To be clear, those with their own homeservers, such as government organizations, are unaffected, but anyone using Matrix.org as their homeserver will have been hearing the sound of silence from the platform while the team works to bring the service back online.
Problems began at 1117 UTC on September 2, when the secondary Matrix.org database lost its file system due to a RAID failure. The primary fell over at 1726 UTC, and a few minutes later, the organization admitted that things were indeed not very healthy.
The Matrix.org homeserver is backed by a large PostgreSQL database, which caused the organization grief in July when a long-gestating corruption of part of a table index caused issues with “rooms” in the system.
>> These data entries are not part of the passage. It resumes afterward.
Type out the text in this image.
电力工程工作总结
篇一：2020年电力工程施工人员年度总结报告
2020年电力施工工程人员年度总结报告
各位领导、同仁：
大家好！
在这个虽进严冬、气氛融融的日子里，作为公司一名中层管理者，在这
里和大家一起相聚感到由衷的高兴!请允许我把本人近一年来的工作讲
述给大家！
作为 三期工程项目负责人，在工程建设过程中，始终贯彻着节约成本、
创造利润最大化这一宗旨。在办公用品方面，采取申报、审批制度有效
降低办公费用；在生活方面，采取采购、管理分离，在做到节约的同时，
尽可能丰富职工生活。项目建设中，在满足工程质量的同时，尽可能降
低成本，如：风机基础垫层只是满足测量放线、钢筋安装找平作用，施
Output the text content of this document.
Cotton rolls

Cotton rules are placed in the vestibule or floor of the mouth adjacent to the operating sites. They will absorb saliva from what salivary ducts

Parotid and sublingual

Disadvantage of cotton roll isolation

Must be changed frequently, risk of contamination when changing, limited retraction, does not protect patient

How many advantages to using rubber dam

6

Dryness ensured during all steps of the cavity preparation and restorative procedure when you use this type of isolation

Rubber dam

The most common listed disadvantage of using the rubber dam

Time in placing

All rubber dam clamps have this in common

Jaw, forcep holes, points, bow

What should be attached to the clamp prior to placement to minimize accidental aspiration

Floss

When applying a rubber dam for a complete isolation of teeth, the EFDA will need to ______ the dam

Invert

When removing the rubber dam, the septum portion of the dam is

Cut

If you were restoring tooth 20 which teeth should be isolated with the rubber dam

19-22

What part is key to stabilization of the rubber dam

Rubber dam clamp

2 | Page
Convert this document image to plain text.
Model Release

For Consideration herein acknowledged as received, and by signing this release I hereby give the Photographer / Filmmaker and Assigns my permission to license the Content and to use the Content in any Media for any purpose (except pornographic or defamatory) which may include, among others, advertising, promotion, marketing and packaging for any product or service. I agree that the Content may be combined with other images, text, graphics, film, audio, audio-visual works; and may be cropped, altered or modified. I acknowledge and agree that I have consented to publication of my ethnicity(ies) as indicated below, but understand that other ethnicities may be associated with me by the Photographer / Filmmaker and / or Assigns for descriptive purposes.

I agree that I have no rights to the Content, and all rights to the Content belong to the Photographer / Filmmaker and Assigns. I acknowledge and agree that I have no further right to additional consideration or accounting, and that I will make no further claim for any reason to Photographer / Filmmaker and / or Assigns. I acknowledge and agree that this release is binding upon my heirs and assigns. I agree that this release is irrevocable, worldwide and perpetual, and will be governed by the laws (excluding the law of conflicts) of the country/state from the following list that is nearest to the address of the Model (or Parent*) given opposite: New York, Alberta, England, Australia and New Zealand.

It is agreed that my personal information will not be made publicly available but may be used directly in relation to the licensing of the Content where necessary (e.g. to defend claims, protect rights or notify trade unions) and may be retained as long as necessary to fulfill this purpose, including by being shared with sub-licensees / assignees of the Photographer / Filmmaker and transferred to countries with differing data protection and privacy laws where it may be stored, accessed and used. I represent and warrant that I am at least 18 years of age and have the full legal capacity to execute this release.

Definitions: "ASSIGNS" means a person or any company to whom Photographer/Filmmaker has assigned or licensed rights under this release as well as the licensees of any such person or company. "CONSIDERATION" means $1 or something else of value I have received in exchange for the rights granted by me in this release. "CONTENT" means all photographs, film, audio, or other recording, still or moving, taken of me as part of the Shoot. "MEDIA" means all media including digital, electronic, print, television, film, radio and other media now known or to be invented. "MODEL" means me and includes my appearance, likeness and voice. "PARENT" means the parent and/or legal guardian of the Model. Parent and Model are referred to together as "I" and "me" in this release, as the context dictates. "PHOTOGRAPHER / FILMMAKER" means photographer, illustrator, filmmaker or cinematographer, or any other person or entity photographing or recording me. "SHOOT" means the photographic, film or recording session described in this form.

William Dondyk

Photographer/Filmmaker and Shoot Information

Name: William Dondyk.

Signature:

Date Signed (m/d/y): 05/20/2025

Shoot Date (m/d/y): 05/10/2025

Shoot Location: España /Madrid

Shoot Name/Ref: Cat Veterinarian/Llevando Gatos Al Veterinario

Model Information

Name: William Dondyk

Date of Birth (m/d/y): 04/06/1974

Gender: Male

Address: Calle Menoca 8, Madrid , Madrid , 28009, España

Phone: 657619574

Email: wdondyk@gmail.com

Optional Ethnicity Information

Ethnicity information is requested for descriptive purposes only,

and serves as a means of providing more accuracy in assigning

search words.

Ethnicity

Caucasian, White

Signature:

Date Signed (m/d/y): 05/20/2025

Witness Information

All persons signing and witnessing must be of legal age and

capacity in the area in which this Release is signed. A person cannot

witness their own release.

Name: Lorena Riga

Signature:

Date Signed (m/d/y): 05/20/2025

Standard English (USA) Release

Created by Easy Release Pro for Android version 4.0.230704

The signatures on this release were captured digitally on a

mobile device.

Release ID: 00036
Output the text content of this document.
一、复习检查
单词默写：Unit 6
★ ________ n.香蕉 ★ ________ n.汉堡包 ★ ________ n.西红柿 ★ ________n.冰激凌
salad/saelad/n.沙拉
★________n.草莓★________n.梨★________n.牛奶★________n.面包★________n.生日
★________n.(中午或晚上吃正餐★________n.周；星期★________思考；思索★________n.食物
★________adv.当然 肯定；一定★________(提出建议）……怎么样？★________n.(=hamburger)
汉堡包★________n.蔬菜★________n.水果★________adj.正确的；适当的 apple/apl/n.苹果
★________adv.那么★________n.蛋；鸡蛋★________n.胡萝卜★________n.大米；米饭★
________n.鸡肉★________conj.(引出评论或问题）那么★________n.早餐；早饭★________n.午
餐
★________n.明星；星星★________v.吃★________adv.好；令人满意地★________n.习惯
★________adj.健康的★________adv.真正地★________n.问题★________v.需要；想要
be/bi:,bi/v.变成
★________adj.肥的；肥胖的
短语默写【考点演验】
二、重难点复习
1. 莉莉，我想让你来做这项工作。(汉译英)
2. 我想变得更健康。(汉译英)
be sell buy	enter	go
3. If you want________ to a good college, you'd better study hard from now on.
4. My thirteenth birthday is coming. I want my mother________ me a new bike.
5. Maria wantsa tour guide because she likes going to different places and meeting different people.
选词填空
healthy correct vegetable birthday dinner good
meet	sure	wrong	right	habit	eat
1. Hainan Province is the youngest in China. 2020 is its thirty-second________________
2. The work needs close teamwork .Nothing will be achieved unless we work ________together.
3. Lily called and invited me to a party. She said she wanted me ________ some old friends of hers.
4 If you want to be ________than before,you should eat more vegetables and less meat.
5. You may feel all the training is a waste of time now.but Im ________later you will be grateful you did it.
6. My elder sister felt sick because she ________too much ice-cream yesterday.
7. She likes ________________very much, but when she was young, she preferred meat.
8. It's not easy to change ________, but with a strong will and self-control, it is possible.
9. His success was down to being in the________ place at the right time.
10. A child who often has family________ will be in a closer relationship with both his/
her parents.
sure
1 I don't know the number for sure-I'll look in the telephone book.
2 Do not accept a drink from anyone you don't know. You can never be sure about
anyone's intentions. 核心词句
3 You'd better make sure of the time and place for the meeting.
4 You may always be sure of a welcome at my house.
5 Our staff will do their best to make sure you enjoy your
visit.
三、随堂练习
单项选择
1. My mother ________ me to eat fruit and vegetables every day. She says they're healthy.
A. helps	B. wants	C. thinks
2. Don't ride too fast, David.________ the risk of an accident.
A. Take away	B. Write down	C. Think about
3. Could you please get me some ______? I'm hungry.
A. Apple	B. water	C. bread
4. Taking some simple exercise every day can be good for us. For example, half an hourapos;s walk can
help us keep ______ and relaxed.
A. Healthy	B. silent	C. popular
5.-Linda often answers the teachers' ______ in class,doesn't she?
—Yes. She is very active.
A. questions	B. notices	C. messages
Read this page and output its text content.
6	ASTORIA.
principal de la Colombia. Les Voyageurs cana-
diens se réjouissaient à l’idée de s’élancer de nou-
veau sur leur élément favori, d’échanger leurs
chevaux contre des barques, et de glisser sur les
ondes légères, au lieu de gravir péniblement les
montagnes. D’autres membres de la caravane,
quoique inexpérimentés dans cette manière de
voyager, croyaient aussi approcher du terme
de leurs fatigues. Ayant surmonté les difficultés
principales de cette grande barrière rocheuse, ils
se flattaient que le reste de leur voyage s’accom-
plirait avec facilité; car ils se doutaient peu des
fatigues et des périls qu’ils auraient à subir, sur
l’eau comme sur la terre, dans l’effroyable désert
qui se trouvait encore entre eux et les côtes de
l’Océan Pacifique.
The result was that attempts to join rooms would fail, messages wouldn’t send, and occasional cryptic error messages would appear.
The team was understandably a little cautious when restoring the database and eventually reported: “We haven’t been able to restore the DB primary filesystem to a state we’re confident in running as a primary (especially given our experiences with slow-burning postgres db corruption).”
The solution is a full 55 TB database snapshot restore followed by a replay of 17 hours’ worth of traffic. At the time of writing, the team had managed to restore the snapshot and subsequent incremental backups and was about to embark on the traffic replay.
Neil Johnson, chief engineering officer at Element, a messaging platform by the creators of Matrix, told The Register the trouble started with a routine storage upgrade exercise that went badly wrong. “A whole series of things happened at exactly the wrong time in unison, which then led to the situation that we see,” he said.
It’s not a great look for the organization, as users who rely on the Matrix.org homeserver can’t access it. Messages sent to Matrix.org users will be queued until the service is back up and running. “There’s not going to be any data loss. Eventually your message will get through,” Johnson said.
There is no charge for using Matrix.org and there is also no service level agreement.
The incident demonstrates the benefits of a decentralized system. Users with their own homeservers aren’t affected, nor are organizations such as Element, which have customer deployments that utilize the underlying technology.
One homeserver going down does not affect the rest, even one as visible as Matrix.org.
Matrix has become increasingly important in recent years as public and private sector organizations seek to reduce their dependency on centralized messaging services that might not meet sovereignty or privacy requirements. The Matrix.org outage, while embarrassing, serves to highlight that a decentralized approach can protect users from whoopsies on the part of those who run the service. ®